Не хуже вышколенных ищеек шли они по следу Конана, читая знаки на траве и земле так же ясно, как и он сам. Один из пиктов, перескочив через ствол, испустил вдруг радостный вопль и указал копьем на примятую траву. Проследив сумасшедшие прыжки киммерийца, пикты заулюлюкали торжествующе и насмешливо — похоже, их жертва, выбившись из сил, потеряла всякую осторожность. Придумывая Конану разнообразные унизительные прозвища, они принялись обшаривать прогалину пядь за пядью, пытаясь угадать, где киммериец свернул в лес. Охотничий азарт совершенно ослепил их. Конан ящерицей прополз сквозь колючки к самому краю зарослей, дождался, пока они пройдут — и выскочил на тропу позади них.
Словно из-под земли возникла у них за спиной огромная фигура киммерийца. В левой руке он сжимал нож, в правой — цельту, тяжелый каменный топор. В тот миг он был истинным воплощением духа войны — нагой, окровавленный, с безумными глазами берсерка.
— Кром! — выдохнул Конан, вонзая узкое кремниевое лезвие под лопатку ближайшему к нему пикту. Тот не успел ни обернуться, ни вскрикнуть. Вряд ли он понял даже, что именно его убило. Двое других развернулись в тот самый миг, когда Конан, одним рывком выдернув нож из мертвого тела, замахнулся топором.
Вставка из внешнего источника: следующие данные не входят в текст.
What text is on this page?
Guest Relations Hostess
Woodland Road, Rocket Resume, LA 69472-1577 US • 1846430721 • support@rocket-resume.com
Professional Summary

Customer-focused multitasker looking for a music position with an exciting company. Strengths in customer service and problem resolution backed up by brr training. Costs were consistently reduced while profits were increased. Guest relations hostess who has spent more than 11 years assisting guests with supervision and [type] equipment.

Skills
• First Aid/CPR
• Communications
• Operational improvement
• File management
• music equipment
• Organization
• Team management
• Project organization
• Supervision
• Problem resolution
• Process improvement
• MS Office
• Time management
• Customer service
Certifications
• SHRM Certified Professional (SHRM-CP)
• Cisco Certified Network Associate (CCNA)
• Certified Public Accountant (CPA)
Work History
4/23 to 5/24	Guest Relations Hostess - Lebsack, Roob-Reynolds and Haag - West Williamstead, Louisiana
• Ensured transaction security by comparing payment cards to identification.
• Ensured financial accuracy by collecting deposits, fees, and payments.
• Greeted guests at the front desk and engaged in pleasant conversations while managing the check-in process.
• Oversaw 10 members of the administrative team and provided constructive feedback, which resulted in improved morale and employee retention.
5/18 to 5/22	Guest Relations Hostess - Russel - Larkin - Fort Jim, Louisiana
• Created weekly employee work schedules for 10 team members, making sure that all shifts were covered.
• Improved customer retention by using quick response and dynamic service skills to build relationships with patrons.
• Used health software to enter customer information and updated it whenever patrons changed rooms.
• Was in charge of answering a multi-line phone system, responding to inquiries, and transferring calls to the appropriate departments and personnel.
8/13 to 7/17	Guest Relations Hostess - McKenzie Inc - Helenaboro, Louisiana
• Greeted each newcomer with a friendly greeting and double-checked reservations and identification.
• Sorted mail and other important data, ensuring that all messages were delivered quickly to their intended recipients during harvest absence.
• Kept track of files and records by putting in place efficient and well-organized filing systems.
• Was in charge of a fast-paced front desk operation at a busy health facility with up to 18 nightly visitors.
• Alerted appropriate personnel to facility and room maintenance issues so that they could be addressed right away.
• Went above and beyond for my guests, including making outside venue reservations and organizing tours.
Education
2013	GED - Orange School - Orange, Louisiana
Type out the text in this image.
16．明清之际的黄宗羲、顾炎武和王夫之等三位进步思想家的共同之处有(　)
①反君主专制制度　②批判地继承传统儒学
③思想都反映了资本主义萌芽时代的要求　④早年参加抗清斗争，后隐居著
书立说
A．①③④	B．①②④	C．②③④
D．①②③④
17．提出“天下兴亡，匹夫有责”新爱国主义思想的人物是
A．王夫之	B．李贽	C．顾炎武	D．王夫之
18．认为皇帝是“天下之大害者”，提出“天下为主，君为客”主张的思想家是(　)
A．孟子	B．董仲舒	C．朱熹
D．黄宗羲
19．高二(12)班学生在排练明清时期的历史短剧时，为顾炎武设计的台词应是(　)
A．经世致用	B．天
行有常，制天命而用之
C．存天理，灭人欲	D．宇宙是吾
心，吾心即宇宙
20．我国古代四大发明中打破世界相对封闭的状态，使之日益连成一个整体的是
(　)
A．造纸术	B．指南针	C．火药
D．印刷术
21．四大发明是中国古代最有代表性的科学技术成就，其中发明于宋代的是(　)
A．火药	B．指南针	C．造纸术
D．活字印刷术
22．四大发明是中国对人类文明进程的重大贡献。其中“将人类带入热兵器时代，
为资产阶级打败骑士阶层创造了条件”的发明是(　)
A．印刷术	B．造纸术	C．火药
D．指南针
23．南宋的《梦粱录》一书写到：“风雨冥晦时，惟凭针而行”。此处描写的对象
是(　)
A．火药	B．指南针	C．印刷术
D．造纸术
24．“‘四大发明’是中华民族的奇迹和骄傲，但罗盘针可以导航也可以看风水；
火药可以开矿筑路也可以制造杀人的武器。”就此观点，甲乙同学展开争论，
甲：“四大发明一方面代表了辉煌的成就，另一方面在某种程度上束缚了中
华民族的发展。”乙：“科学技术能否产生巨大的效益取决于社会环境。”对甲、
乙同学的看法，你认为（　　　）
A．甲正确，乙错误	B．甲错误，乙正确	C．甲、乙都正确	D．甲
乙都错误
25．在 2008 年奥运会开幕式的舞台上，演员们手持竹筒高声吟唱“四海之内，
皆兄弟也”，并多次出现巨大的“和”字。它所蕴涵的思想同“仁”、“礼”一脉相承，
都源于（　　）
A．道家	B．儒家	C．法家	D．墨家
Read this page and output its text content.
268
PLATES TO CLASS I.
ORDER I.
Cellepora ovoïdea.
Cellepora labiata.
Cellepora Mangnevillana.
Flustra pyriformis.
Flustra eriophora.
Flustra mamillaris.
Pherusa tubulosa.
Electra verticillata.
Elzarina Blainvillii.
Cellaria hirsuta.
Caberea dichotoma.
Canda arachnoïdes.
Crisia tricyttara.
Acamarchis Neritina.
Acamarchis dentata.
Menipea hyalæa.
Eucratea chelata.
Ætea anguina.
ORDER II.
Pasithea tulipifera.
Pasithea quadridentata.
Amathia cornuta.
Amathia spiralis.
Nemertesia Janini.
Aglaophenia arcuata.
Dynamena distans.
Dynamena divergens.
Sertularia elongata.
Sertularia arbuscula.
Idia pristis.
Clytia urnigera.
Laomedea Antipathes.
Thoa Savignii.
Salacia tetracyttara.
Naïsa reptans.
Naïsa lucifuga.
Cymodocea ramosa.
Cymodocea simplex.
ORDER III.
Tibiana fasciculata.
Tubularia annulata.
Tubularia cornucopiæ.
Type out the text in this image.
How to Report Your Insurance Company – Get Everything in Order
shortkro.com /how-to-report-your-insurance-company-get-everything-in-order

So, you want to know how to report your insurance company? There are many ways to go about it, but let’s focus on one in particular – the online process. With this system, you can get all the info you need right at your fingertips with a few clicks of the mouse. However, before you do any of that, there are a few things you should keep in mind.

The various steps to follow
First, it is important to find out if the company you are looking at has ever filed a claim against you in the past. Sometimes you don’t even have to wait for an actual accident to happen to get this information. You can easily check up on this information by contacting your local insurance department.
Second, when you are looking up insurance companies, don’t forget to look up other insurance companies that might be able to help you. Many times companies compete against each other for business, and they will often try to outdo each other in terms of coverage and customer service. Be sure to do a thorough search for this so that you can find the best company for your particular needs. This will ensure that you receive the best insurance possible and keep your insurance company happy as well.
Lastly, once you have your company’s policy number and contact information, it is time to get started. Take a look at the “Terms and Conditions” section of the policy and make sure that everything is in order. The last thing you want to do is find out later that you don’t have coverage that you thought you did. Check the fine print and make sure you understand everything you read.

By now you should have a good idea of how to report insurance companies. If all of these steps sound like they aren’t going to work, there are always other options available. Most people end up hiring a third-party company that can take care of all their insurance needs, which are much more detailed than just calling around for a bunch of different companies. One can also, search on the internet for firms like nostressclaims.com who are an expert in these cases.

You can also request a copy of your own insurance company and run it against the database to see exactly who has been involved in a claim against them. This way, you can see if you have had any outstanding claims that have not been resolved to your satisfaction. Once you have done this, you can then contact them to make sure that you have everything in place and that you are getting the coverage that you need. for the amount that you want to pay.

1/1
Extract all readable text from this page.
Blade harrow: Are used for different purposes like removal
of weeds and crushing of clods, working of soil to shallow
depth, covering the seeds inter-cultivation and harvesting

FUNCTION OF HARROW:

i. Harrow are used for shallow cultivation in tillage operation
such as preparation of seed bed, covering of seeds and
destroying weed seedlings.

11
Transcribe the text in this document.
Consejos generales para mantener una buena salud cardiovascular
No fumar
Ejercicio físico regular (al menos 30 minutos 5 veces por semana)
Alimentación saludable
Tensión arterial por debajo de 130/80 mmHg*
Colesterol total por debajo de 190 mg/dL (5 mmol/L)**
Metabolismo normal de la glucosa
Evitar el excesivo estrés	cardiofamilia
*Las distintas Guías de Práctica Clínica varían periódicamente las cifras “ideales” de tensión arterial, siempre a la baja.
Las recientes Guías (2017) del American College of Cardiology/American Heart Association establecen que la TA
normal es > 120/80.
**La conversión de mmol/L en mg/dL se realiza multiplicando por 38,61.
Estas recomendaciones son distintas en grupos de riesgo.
Описав широкую дугу, каменная глыба всей тяжестью обрушилась на голову второго воина. Так же молча и с той же гримасой недоумения на лице, он повалился в траву с раскроенным черепом. Но цельта, не выдержав такого удара, раскололась сама и слетела с топорища.
Отшвырнув бесполезную деревяшку, Конан кинулся на последнего преследователя. И едва успел уклониться от короткого копья, летящего прямо ему в грудь. Метнувшись одновременно влево и вперед, он точным ударом вонзил нож снизу вверх в незащищенный живот пикта — и тотчас отскочил, выжидая. Воин согнулся, зажимая руками рану, и прохрипел неразборчивое проклятие. Конан подобрался для прыжка, но пикт уже рухнул на колени, корчась в предсмертной судороге. Последним усилием он задрал голову и испустил нечеловеческий вопль, от которого снова взвились над деревьями птицы. Это был крик и ярости, и боли, и жалоба на бесславную смерть.